Exchange 2010 iRule problem. Help!

BigIP 1600 LTM 10.2.4

I created Exchange 2010 on the F5 using the template on the device. I configured it for OWA/OA/AD/AS/IMAP/POP3 on a single IP address. I followed the deployment guide here https://www.f5.com/pdf/deployment-guides/f5-exchange-2010-dg.pdf and page 24 told me that I needed to download this zip http://www.f5.com/solution-center/deployment-guides/files/exchange-persist.zip and make changes to the persistence iRule.
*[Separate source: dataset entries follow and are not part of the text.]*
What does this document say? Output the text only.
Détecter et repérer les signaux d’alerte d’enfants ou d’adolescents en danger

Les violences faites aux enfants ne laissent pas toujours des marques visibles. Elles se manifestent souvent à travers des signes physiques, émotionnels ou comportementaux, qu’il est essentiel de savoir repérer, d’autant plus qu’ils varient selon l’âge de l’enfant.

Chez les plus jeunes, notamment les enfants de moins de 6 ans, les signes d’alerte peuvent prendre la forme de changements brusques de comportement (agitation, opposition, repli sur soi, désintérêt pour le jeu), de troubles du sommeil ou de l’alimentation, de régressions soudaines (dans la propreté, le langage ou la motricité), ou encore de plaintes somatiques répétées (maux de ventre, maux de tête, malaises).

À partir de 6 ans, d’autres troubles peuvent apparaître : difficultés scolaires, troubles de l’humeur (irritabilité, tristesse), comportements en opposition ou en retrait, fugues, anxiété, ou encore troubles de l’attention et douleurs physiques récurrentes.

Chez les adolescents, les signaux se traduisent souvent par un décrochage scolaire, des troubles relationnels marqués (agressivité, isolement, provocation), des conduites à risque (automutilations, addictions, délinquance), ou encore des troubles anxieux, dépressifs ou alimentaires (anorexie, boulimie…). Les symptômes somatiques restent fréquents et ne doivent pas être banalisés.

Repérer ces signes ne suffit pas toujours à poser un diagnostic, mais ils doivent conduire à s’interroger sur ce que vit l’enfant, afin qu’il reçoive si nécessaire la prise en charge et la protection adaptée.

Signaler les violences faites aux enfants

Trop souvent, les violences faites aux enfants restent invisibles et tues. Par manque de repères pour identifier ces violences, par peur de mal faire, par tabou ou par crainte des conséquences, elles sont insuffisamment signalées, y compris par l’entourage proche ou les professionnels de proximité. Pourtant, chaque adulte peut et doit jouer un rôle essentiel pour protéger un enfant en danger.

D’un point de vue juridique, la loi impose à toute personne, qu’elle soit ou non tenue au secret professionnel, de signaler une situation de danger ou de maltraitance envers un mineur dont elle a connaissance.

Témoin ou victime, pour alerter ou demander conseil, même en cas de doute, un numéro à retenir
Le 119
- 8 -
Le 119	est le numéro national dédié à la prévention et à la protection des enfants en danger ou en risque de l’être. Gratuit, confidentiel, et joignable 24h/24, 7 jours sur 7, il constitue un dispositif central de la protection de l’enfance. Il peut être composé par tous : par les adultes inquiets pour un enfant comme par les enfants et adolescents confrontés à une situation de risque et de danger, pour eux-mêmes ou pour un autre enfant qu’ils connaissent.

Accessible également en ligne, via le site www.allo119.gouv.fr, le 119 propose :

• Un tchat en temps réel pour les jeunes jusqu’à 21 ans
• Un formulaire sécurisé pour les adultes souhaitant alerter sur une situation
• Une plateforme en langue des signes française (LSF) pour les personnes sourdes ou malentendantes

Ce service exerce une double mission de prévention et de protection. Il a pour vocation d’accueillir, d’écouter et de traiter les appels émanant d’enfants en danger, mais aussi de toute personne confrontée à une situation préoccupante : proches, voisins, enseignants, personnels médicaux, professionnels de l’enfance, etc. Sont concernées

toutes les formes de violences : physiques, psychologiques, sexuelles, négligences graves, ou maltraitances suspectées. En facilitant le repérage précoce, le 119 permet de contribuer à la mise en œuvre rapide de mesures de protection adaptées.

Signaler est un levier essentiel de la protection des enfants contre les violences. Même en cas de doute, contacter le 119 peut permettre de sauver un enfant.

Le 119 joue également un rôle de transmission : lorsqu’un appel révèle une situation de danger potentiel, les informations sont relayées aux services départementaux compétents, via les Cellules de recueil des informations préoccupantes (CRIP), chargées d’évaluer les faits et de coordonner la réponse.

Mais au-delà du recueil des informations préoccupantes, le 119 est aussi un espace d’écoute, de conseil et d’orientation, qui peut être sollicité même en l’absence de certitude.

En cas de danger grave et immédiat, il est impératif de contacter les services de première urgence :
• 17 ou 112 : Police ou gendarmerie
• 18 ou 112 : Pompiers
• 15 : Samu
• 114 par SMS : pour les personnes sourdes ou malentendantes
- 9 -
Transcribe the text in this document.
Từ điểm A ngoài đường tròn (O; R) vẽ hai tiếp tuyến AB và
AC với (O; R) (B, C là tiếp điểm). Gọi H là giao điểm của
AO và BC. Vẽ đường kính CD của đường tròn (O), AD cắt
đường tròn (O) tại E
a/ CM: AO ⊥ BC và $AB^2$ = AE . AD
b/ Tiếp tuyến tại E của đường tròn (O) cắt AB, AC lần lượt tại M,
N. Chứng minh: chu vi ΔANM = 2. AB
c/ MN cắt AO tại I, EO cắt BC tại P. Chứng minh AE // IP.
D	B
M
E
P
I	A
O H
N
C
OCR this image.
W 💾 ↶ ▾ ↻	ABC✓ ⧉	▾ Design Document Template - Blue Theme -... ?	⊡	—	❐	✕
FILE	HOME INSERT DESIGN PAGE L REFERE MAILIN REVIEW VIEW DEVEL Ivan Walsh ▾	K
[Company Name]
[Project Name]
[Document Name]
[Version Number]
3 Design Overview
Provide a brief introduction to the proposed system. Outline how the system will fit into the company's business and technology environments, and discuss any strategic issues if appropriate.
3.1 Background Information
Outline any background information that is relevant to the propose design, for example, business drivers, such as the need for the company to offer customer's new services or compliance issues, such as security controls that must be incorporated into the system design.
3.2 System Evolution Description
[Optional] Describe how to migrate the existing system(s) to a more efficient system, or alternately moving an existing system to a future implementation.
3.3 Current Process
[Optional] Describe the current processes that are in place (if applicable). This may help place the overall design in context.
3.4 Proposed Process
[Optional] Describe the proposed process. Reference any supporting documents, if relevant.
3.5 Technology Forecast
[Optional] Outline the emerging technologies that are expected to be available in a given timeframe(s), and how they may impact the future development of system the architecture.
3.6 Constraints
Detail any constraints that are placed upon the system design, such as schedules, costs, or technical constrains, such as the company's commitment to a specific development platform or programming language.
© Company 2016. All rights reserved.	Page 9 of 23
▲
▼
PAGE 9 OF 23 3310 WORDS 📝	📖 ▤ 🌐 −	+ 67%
Now here is my issue: the iRule has this at the end...

when HTTP_RESPONSE {
    if { [string tolower [HTTP::header values "WWW-Authenticate"]] contains "negotiate"} {
        ONECONNECT::reuse disable
        ONECONNECT::detach disable
         this command disables NTLM conn pool for connections where OneConnect has been disabled
        NTLM::disable
    }
     this command rechunks encoded responses
    if {[HTTP::header exists "Transfer-Encoding"]} {
        HTTP::payload rechunk
    }        
}

The above script kills Autodiscover completely (Test Email AutoConfiguration on the Outlook client fails, testconnectivity.microsoft.com does not work and going to https://mail.domain.com/Autodiscover/Autodiscover.xml results in a "webpage is not available" error) Commenting out NTLM::disable results with Autodiscover working again. What gives? Is this an incorrect iRule? Do I have an issue with the F5 or is something wrong in Exchange?

application delivery
devops
exchange
exchange 2010
iRules
LTM
microsoft

1 Reply

Sort By
  • he_qiang_137361's avatar
    he_qiang_137361
    Historic F5 Account
    Mar 20, 2015

    The Autodiscover service working as following ways:

     

    1. Outlook sends a Lightweight Directory Access Protocol (LDAP) query to Active Directory looking for all available SCP objects.

       

    2. Outlook sorts and enumerates the returned results based on the client's site by using the keyword attribute of the SCP record. One of two lists is created, an in-site list or an out-of-site list. The in-site list provides the SCP records that have AutodiscoverSiteScope information. If there are no in-site records, an out-of-site SCP record list will be generated. The list is not sorted in any particular order. Therefore, the list is approximately in the order of oldest SCP records (based on creation date) first.

       

    3. Outlook first tries to connect to each Autodiscover URL that it previously generated from either an in-site list or an out-of-site list. If that doesn't work, Outlook will try to connect to the predefined URLs (for example, https://autodiscover.contoso.com/autodiscover/autodiscover.xml) by using DNS.

       

    4. If that fails also, Outlook will try the HTTP redirect method and, failing that, Outlook will try to use the SRV record lookup method. If all lookup methods fail, Outlook will be unable to obtain Outlook Anywhere configuration and URL settings.

       

    According to your description, it sounds like your outlook client is using predefined URL for autodiscover service, that means when trying to access to the URL, let's say https://autodiscover.contoso.com/autodiscover/autodiscover.xml, client need to perform authentication, if your back end exchange server is configured to use NTLM, then NTLM::disable will be triggered, disabling the NTLM processing, thus authentication would fail, in turn autodiscover fails.